Evers’ Parole Commission Freed Terrance Shaw Early
Date paroled: 9/7/21 [You can search yourself for his parole date here by putting in his name and then clicking on “movement”]
Released killer lives where: Onalaska, Wisconsin
Age: 73
Convicted: 1st-degree intentional homicide & 1st-degree sexual assault. He is also a registered sex offender
Sentence: Life sentence + 20 years for the sexual assault. Because he received a life sentence, Shaw did not qualify for mandatory release. None of the released criminals on the list of parolees had reached mandatory release when freed. In other words, the Parole Commission made a CHOICE to free them.
Other factors: Shaw argued that he was suffering from undiagnosed PTSD from his military service in the Vietnam War.
The Victim: Susan Erickson
A 29-year-old medical technologist/part-time nurse at Luther Hospital in La Crosse and married mother of two small boys. She was a 1970 graduate of Thorp High School.
What The Killer Did:
Terrance Shaw, a La Crosse man, was sentenced to life for the 1981 murder of Erickson, an Onalaska woman.
A Madison.com article says that the victim, Susan Erickson, was raped, strangled and stabbed.

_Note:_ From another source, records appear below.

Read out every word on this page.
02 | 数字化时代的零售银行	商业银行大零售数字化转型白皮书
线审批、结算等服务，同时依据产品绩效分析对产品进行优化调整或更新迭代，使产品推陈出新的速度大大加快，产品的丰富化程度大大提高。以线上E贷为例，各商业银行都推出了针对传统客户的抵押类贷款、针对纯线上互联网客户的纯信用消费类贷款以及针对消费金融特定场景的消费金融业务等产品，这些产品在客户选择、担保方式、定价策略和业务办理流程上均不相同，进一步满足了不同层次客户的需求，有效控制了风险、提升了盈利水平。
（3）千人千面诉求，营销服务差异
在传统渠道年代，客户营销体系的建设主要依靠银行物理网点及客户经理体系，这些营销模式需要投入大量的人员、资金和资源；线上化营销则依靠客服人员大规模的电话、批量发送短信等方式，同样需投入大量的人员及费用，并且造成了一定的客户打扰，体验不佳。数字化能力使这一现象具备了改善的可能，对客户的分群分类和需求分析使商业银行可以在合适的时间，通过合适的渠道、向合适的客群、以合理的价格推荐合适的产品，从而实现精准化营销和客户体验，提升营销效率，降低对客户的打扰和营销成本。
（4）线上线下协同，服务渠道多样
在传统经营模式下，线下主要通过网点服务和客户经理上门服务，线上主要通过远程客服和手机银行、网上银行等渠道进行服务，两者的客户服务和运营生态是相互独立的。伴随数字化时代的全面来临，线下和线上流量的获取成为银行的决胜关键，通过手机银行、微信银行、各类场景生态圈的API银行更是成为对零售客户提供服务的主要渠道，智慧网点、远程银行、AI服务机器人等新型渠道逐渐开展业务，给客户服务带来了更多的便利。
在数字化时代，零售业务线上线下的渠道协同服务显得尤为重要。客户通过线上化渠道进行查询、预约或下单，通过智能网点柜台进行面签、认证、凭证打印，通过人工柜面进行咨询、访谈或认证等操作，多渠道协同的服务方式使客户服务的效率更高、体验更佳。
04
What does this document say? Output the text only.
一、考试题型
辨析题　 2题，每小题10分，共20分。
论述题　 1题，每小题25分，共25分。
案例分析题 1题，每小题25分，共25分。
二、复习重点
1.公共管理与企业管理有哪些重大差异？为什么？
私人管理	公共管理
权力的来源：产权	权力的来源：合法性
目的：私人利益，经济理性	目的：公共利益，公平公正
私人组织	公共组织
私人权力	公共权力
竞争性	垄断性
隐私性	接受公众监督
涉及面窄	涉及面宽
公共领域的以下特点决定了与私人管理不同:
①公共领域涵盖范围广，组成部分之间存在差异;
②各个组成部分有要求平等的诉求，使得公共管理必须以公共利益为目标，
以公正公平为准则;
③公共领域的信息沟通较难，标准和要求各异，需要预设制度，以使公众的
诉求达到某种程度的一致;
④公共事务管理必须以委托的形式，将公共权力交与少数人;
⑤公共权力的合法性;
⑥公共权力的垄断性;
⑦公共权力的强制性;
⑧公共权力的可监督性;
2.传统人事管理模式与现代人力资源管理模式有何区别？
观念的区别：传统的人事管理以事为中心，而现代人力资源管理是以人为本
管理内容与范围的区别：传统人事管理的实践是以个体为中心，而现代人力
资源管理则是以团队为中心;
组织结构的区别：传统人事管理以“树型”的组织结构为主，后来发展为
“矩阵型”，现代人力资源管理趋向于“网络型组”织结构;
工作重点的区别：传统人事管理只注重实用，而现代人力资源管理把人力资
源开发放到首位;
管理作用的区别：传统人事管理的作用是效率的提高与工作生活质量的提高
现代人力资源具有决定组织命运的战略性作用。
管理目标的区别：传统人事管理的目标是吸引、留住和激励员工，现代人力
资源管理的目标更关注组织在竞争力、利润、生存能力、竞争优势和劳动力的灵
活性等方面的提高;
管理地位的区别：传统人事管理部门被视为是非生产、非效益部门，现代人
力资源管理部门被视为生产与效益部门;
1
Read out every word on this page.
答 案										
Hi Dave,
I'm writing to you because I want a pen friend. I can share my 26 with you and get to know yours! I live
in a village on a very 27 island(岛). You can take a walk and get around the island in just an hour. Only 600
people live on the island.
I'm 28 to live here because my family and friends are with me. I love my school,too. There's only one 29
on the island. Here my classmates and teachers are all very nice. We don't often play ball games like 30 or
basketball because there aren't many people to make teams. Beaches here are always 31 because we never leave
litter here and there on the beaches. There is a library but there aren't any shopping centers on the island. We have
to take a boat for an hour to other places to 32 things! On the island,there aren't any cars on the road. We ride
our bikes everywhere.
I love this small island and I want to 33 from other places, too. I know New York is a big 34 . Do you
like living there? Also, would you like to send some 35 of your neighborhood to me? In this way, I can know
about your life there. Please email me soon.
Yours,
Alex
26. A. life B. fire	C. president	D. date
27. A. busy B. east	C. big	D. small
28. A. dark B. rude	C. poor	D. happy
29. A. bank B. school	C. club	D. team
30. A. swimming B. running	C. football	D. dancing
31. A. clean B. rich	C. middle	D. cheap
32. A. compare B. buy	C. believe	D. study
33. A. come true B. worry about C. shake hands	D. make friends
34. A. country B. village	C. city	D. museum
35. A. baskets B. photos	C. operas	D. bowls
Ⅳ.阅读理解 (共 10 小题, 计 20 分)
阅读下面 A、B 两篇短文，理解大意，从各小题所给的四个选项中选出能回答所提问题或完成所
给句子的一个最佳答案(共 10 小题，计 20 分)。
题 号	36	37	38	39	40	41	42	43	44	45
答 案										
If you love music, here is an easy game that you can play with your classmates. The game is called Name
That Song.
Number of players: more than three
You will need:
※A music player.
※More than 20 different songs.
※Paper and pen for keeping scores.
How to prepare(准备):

The newspaper article said that Erickson’s body was discovered by a friend and babysitter inside her home. An old article in the La Crosse Tribune says that Shaw confessed to the murder in a 1994 letter to the newspaper. He also admitted to a friend that he raped and murdered Erickson, according to a 1984 article in the La Crosse Tribune.
A Clark County history website says that, “Susan M. Erickson, 29, of Onalaska, was found dead in her apartment on Tuesday, April 14, 1981, as the victim of an apparent homicide.”
“She attended Granton, Clark County Schools as a young girl in the late fifties, where her father was superintendent at that time. Susan was a medical technologist at Luther Hospital in La Crosse and she and her husband, Dennis have two sons, one three and a half and the other thirteen months.”
A La Crosse Tribune article from 1982 says that Erickson was a Lutheran Hospital medical technologist. Shaw had been arrested for prowling near the Onalaska home of a Lutheran Hospital employee and was a suspect in the murder as a result, according to the article, which said that “at least three medical employees have been assaulted in their homes in Onalaska during the past 18 months.” However, it’s not believed he committed the other assaults. But the Erickson homicide occurred in the wake of them, terrifying the community.
A Tribune article from the time said that Shaw was drinking alcohol and had used LSD when he argued with his estranged wife and drove around aimlessly thinking about suicide.
He saw a woman he thought mistakenly was his wife through a picture window of a home in Onalaska. It was actually Erickson, a stranger to him.
He stopped the car and went into the home and murdered her. He stabbed her to death.
“The result ended in the death of a complete stranger who I had never laid eyes on before in my life, for which I am so so so sorry…” he said.
He was 34 years old.
The judge told the Tribune he would have sentenced Shaw to life without parole if state laws at that time allowed the sentence.